Research overview

LSE project exploring the opportunity and challenges for business of teams of teams model

In an evolving agile landscape, organisational silos (Individual units) are time consuming and ineffective.

Siloed teams inhibit adaptability, flexibility, innovation, and efficiency (Brosseau et al., 2019)

So, what is the solution? Build (or recognise!) an alternative model that supports better communication and collaboration across teams and within organisations to empower teams and individuals to perform at their best in fast-changing times: teams of teams.

What are teams of teams?

  • Not a hierarchy.
  • Not a command of teams.
  • A genuine team of teams structure leverages the connections within and between teams and creates a connected culture.

Why teams of teams?

  • Research identifies multi-team systems (MTS) or teams of teams as the optimal structure for organisations to deliver results in a fast moving, complex, uncertain environment. (Salas et al., 2008)
  • MTS have been found to improve team performance as their focus goes beyond their immediate teams, and instead to cross-team goals using teamwork processes.
  • MTS increase innovation and creativity because they leverage the talents and thinking of a broader, diverse set of individuals.
  • Whether MTS have been explicitly established or not, the reality is that most organisations are operating them through cross-functional teams and matrices

Key findings

Knowledge, resilience and motivation

  • Knowledge networks, forged through interconnected relationships are essential to the creation, diffusion, absorption and use of knowledge across organisations.
  • Shared knowledge includes not just data and expertise, but also shared knowledge of working style and context across teams to genuinely tap into the organisation’s resources.
  • Sharing knowledge across all these dimensions enables organisations to be more resilient in fast-changing environments.
  • MTS are centered around goal-oriented interdependent teams which increase motivation in team members.

Trust and psychological safety

  • Trust is consistently cited in research as a vital component for effective team performance.
  • In MTS, trust between teams becomes essential to effective execution and requires building relationships outside the core team.
  • Beyond trust, team psychological safety is a concept that was pioneered by Edmondson (1999) who recognized that while organisations can create cultures of psychological safety, it is in teams where it becomes a reality.

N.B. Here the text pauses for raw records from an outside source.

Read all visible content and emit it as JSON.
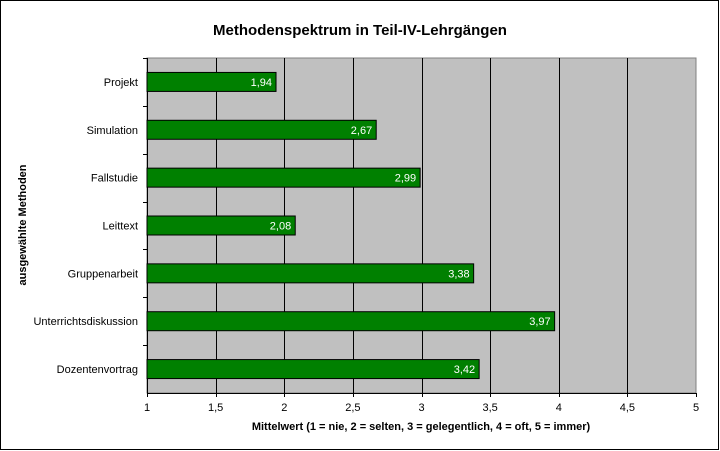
{
  "chart_data": {
    "type": "bar",
    "orientation": "horizontal",
    "title": "Methodenspektrum in Teil-IV-Lehrgängen",
    "xlabel": "Mittelwert (1 = nie, 2 = selten, 3 = gelegentlich, 4 = oft, 5 = immer)",
    "ylabel": "ausgewählte Methoden",
    "categories": [
      "Projekt",
      "Simulation",
      "Fallstudie",
      "Leittext",
      "Gruppenarbeit",
      "Unterrichtsdiskussion",
      "Dozentenvortrag"
    ],
    "values": [
      1.94,
      2.67,
      2.99,
      2.08,
      3.38,
      3.97,
      3.42
    ],
    "value_labels": [
      "1,94",
      "2,67",
      "2,99",
      "2,08",
      "3,38",
      "3,97",
      "3,42"
    ],
    "xlim": [
      1,
      5
    ],
    "xticks": [
      1,
      1.5,
      2,
      2.5,
      3,
      3.5,
      4,
      4.5,
      5
    ],
    "xtick_labels": [
      "1",
      "1,5",
      "2",
      "2,5",
      "3",
      "3,5",
      "4",
      "4,5",
      "5"
    ],
    "grid": "vertical",
    "legend": "none",
    "colors": {
      "bar_fill": "#008000",
      "bar_stroke": "#000000",
      "plot_background": "#c0c0c0",
      "gridline": "#000000",
      "data_label": "#ffffff"
    }
  }
}
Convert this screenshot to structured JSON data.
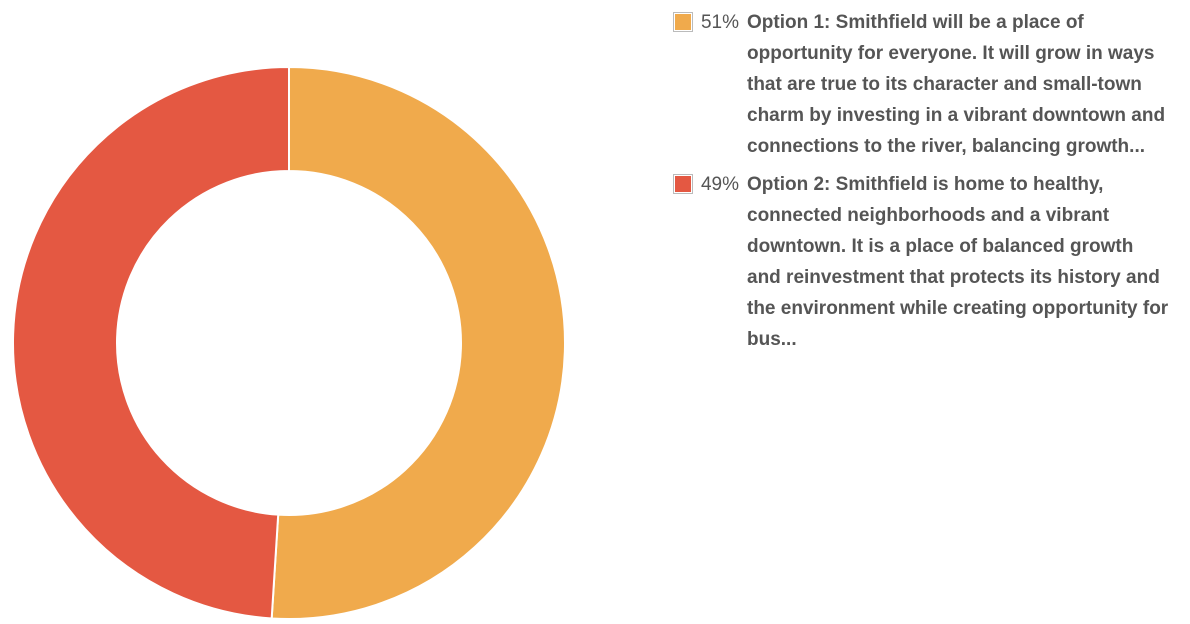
{
  "chart_data": {
    "type": "donut",
    "categories": [
      "Option 1: Smithfield will be a place of opportunity for everyone. It will grow in ways that are true to its character and small-town charm by investing in a vibrant downtown and connections to the river, balancing growth...",
      "Option 2: Smithfield is home to healthy, connected neighborhoods and a vibrant downtown. It is a place of balanced growth and reinvestment that protects its history and the environment while creating opportunity for bus..."
    ],
    "values": [
      51,
      49
    ],
    "value_labels": [
      "51%",
      "49%"
    ],
    "colors": [
      "#f0aa4c",
      "#e45842"
    ],
    "legend": "right"
  }
}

Leadership is the key enabler

  • The role of leaders within and among teams is to create clarity about the context in which they operate – to see and make sense of the system in which the teams must work.
  • Knowledge sharing becomes not simply about content but more broadly about a mindset of unblocking communication channels to enable sharing of content, ideas, context and skills.
  • The team leader needs to become untethered from a single team in order to become an effective leader of teams.
  • Leaders need to proactively mitigate the potential downsides of MTS – rivalries and slow communication – by becoming the connectors within the system.

Final thoughts

  1. MTS environments are emerging as the new normal for success in a rapidly changing world. Teams are where the work gets done.
  2. Hierarchical leadership is replaced by an evolving network of teams working towards a common goal, building relationships at all levels across the network.
  3. MTS exist across the organisation already and not just in specific/selected groups. It is essential to recognize this in order to proactively leverage the opportunity this brings, amplifying MTS impact.
  4. MTS need the right kind of leadership – specifically transformational leaders as facilitators and coaches, enabling effective communication and inter-team collaboration. This requires a distinct mindset shift to work in service of the system rather than vice versa.
  5. This leadership mindset will enable organizations to proactively mitigate the downsides of MTS, including rivalries and slow communication and instead unleash the power of effective networks of integrated, high performing teams.